2:00 pm on May 17, 2007 (gmt 0)

10+ Year Member



Here is a link to their website, where they have published the details.

[forums.ebay.com...]

chronic

3:53 pm on May 17, 2007 (gmt 0)

10+ Year Member



They must be done harvesting the converting terms from their affiliates.

mfishy

12:37 pm on May 18, 2007 (gmt 0)

WebmasterWorld Senior Member 10+ Year Member



Seems it wouldn't be a big problem to direct the traffic to a different url and still display their crapola.

If you are making your money primarily via ppc direct to merchant, now would be a great time to rethink this strategy and build a system for your own landing pages. If you are creative, there are actually benefits to this anyway.

markwelch

2:47 pm on May 18, 2007 (gmt 0)

10+ Year Member



Thanks for the link to the post in the eBay forums. I notice that the PPC change is not yet reflected on any of the affiliate pages, including the affiliate FAQ, so I am sure this is going to catch some affiliates by surprise on June 1.

I've never run PPC campaigns for eBay, as I recognized that they were culling affiliate data to use in their own PPC campaigns, and so I didn't believe there was likely to be any lasting opportunity in that. After a series of issues, I also stopped doing business with Commission Junction entirely, and as part of that I pulled all eBay links from all my web sites (I earned only pennies per month from eBay anyway).

It is important for PPC affiliates (of any merchant, through any network) to understand that merchants can and do use the affiliate data-stream to modify and optimize the merchant's own PPC campaigns. If you do "direct-to-merchant" PPC, then the merchant will always have your most important data (plus its own data). The alternative is to create "landing pages" at your own site, which is practical for some merchants who provide datafeeds, but it's not really effective for eBay affiliates.

markwelch

2:51 pm on May 18, 2007 (gmt 0)

10+ Year Member



FYI, one reason that eBay might be prohibiting "direct-to-merchant PPC" is the rapid rise in "get-rich-quick" schemes that promote the "PPC arbitrage" theory.

The problem is that scammy promoters are giving naieve "wanna-be" affiliates misinformation, or incomplete information, and end up encouraging those affiliates to over-spend on PPC campaigns, from which they earn back only a few pennies per dollar spent.

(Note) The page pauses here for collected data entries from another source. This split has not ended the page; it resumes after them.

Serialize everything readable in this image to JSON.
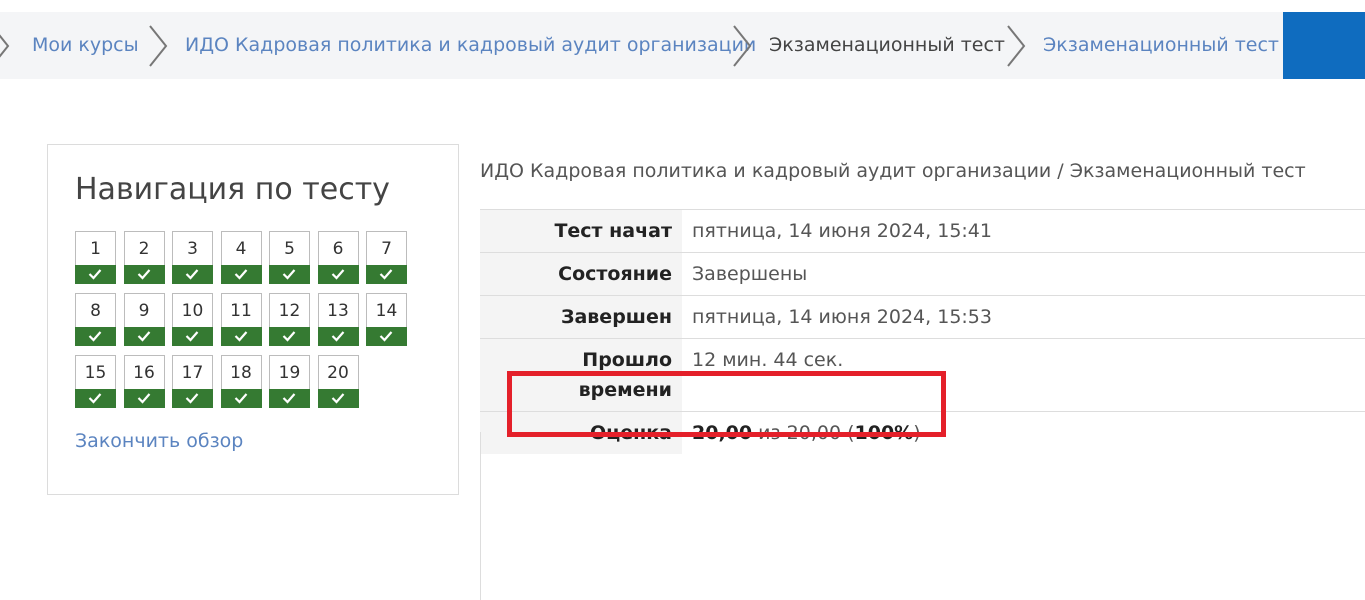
{
  "breadcrumb": {
    "items": [
      {
        "label": "Мои курсы"
      },
      {
        "label": "ИДО Кадровая политика и кадровый аудит организации"
      },
      {
        "label": "Экзаменационный тест"
      },
      {
        "label": "Экзаменационный тест"
      }
    ]
  },
  "navigation": {
    "title": "Навигация по тесту",
    "questions": [
      "1",
      "2",
      "3",
      "4",
      "5",
      "6",
      "7",
      "8",
      "9",
      "10",
      "11",
      "12",
      "13",
      "14",
      "15",
      "16",
      "17",
      "18",
      "19",
      "20"
    ],
    "finish_review": "Закончить обзор",
    "state_color": "#357a32"
  },
  "main": {
    "course": "ИДО Кадровая политика и кадровый аудит организации",
    "separator": "/",
    "quiz": "Экзаменационный тест"
  },
  "summary": {
    "started_label": "Тест начат",
    "started_value": "пятница, 14 июня 2024, 15:41",
    "state_label": "Состояние",
    "state_value": "Завершены",
    "completed_label": "Завершен",
    "completed_value": "пятница, 14 июня 2024, 15:53",
    "elapsed_label_1": "Прошло",
    "elapsed_label_2": "времени",
    "elapsed_value": "12 мин. 44 сек.",
    "grade_label": "Оценка",
    "grade_score": "20,00",
    "grade_of": "из 20,00 (",
    "grade_percent": "100%",
    "grade_close": ")"
  },
  "colors": {
    "link": "#5b84c0",
    "accent_blue": "#0f6cbf",
    "highlight": "#e4202a"
  }
}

These affiliates end up being angry at eBay and other merchants, whom they believe are complicit in the schemes (since the merchant generates some extra sales, profiting in some way from the affiliate's loss).

It would be interesting to hear eBay's affiliate manager explain whether this was a factor in the decision to prohibit "direct-to-merchant" PPC by affiliates through Google AdWords, Yahoo, and MSN AdCenter.